IOL power calculation is a real problem in eyes that have had refractive surgery. Because it has yet to be proven which proposed method works best in all eyes, it behooves the surgeon to use as many methods as data is available and carefully evaluate the results [48].
The major problem is an unacceptable postoperative refractive error. The sooner it is discovered, the sooner it can be corrected and the patient made happy. Therefore, it is wise to perform K readings and a manifest refraction on the first postoperative day in these demanding patients. Immediate surgical correction (24 to 48 hours) will allow easy access to the incision and the capsular bag, a single postoperative period, and excellent uncorrected vision. The majority of medicolegal cases today are due to a delay in diagnosis and treatment of this iatrogenic problem [48].

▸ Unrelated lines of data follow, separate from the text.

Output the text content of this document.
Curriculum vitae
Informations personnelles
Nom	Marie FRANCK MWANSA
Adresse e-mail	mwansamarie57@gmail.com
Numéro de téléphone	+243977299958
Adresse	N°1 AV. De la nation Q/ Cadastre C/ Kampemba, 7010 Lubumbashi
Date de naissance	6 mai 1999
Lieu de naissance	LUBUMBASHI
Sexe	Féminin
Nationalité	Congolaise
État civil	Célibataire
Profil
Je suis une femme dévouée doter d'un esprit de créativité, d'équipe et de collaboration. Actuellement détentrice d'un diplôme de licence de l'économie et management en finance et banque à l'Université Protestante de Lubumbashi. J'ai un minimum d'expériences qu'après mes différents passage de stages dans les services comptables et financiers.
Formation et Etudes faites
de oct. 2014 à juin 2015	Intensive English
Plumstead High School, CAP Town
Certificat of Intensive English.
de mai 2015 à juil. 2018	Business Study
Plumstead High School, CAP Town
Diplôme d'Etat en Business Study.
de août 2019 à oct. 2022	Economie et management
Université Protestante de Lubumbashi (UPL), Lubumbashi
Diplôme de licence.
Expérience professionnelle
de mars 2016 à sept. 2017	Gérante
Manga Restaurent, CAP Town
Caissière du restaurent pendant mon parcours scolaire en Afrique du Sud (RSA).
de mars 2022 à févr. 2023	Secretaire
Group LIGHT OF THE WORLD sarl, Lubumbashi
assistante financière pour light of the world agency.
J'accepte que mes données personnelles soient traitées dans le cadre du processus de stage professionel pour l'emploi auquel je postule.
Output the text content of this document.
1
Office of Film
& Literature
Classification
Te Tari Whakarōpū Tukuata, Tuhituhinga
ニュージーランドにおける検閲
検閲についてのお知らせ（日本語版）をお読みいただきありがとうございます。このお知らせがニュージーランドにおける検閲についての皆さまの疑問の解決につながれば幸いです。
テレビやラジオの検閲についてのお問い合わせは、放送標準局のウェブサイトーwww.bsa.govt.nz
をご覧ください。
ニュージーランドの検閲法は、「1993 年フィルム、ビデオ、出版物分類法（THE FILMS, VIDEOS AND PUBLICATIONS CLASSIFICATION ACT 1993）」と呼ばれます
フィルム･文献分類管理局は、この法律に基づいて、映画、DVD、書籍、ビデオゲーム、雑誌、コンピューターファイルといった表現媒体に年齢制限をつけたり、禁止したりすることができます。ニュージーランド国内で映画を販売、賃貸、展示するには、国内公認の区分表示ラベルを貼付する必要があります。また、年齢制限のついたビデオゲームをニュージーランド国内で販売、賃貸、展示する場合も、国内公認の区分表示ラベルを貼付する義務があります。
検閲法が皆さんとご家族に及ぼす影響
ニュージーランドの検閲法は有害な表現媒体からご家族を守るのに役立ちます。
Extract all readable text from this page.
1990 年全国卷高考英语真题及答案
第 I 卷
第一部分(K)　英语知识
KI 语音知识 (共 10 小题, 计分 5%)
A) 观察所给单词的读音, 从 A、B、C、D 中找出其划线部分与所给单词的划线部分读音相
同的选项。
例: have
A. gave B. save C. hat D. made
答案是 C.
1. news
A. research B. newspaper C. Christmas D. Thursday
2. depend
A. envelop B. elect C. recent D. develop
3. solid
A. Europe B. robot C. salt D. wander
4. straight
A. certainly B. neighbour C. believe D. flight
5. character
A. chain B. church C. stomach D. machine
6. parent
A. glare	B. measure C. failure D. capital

Up to now, we could only correct this problem by lens exchange, which creates the dilemma of determining which factor created the IOL power error; axial length, corneal power, or mislabeled IOL or a combination of the above. Today, with the advent of low-powered IOLs, the best remedy may be a piggyback IOL. Using a piggyback IOL, it is not necessary to determine what caused the error or to remeasure the axial length of the freshly operated pseudophakic eye [48].